Comments on Proposed Decision

The proposed decision of Administrative Law Judge Bennett in this matter was mailed to the parties in accordance with Pub. Util. Code § 311(d) and Rule 77.1 of the Rules of Practice and Procedure. Comments were filed on ______ and reply comments were filed on ________.

Findings of Fact

1. SCWC requests authority to acquire control and ownership of Peerless by a tax-exempt stock exchange for $4,039,851, which includes water rights, land, and infrastructure, less any amount of debt owed by Peerless to the owner, J. William Zastrow, on the closing date.

2. The water rights, valued in the merger agreement at $2,958,000, consist of 986 AF of allocated water pumping rights in the Central Basin in Los Angeles County, pursuant to the Judgment of Los Angeles Superior Court (Case No. 786656, dated October 11, 1965). These water rights are not currently in rate base.

3. The water rights are appraised for $2,700 per AF, an amount that exceeds RCNLD.

4. The land being sold is six parcels of real property, on which are located active wells. The total appraised value of these well sites is $226,380. The market value of this land exceeds RCNLD.

5. The remaining assets include 13 wells, 83,670 linear feet of cement and welded steel mains, approximately 2,000 meters, and service connections. They had a net book value of $285,029 at year-end 1999 and a market value that exceeds RCNLD of $855,470. In addition, goodwill is appraised at $190,607.

6. Other major terms of the merger agreement are: $115,000 annual consultant fees to William Zastrow, Peerless' owner, for transition services, plus $75 per hour for any other work; purchase land personally owned by Zastrow for $104,000 not to be used in utility service; within five years perform specified improvements estimated at $11 million, with rates increased 10% per year to pay the return on rate base for these improvements; place Peerless on the higher tariff of Metropolitan District upon merger approval.

7. The Cities of Bellflower, Paramount and Lakewood filed protests to the application. They are ready, willing and able to provide service to the Peerless customers in their cities at rates higher than existing and proposed rates, including needed improvements.

8. The overwhelming majority of Peerless customers oppose the proposed merger.

9. ORA and applicants entered into a settlement agreement and filed a motion to approve it. The settlement agreement modifies the terms of the merger agreement to exclude goodwill, and to record water rights as intangible assets amortized over 40 years. They also agree that: Peerless' rates should be frozen at their current level through 2001; SCWC guarantees it will make specified improvements to Peerless' system over the next five years; SCWC should be allowed to request an increase in Peerless' rates for a maximum of 10% annually, provided scheduled improvements are completed; and Peerless customers will join SCWC's Metropolitan District in 2005, provided the specified improvements have been completed.

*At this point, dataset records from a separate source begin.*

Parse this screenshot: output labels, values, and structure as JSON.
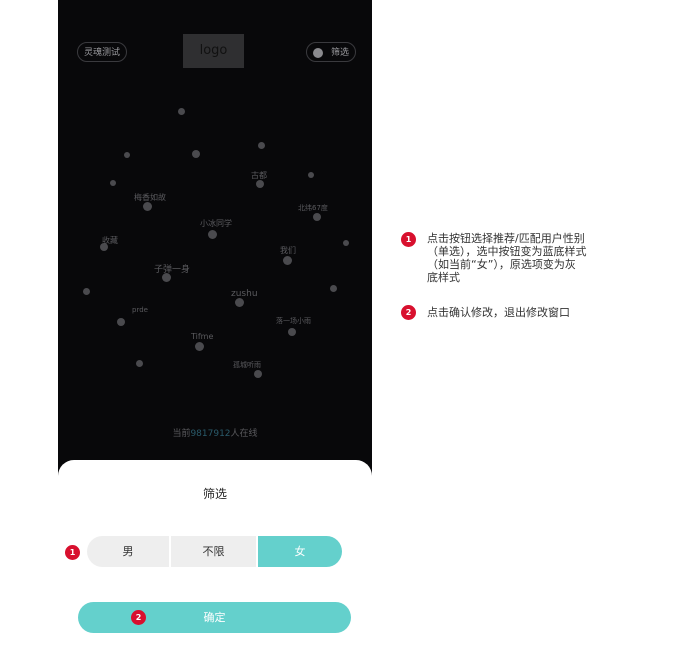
{
  "header": {
    "left_button_label": "灵魂测试",
    "logo_text": "logo",
    "filter_button_label": "筛选"
  },
  "cloud": {
    "labels": [
      "子弹一身",
      "zushu",
      "Tifme",
      "小冰同学",
      "古都",
      "我们",
      "梅香如故",
      "收藏",
      "prde",
      "落一场小雨",
      "北纬67度",
      "孤城听雨"
    ]
  },
  "online": {
    "prefix": "当前",
    "count": "9817912",
    "suffix": "人在线"
  },
  "sheet": {
    "title": "筛选",
    "options": {
      "male": "男",
      "any": "不限",
      "female": "女"
    },
    "selected": "女",
    "confirm_label": "确定"
  },
  "annotations": {
    "marker1": "1",
    "marker2": "2",
    "note1_lines": [
      "点击按钮选择推荐/匹配用户性别",
      "（单选），选中按钮变为蓝底样式",
      "（如当前“女”），原选项变为灰",
      "底样式"
    ],
    "note2": "点击确认修改，退出修改窗口"
  },
  "colors": {
    "accent": "#64d0cc",
    "marker": "#d8102e",
    "phone_bg": "#08080a",
    "segment_unselected": "#eeeeee"
  }
}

10. Bellflower, Paramount and Lakewood oppose the settlement agreement for the same reasons they protested the application.

11. The increase in rate base that would result from the proposed merger is 857%, which is significantly greater than the increases authorized in recent water merger cases.

12. The proposed merger would effectively place Peerless customers in the position of subsidizing water supply to SCWC's Metropolitan District for the years until Peerless is consolidated with the district.

13. Lakewood, Paramount, and Bellflower have demonstrated that the size of the proposed wells is inflated by at least 50%.

14. Peerless received reports from DHS in 1994 and 1999 that the system meets all state requirements for water supply and quality. Therefore, Peerless is not a system intended to qualify for special incentives to acquire.

Conclusions of Law

1. The fair market value of land, facilities, and water rights proposed by applicants exceeds reproduction cost new less depreciation. Including the excess in rate base is not fair and reasonable.

2. The proposed merger as proposed and as revised by the settlement agreement is unreasonable, not in the public interest, and contrary to existing law.

3. The proposed merger is injurious to Peerless customers.

4. The motion to approve the settlement agreement between applicants and ORA, which authorizes the proposed merger, should be denied.

5. This order should be made effective immediately, so that Peerless can promptly begin discussions regarding the ultimate disposition of its water system.

ORDER

IT IS ORDERED that:

1. The motion to approve a settlement agreement is denied.

2. The request to approve the proposed merger is denied.

3. This proceeding is closed.

This order is effective today.

Dated , at San Francisco, California.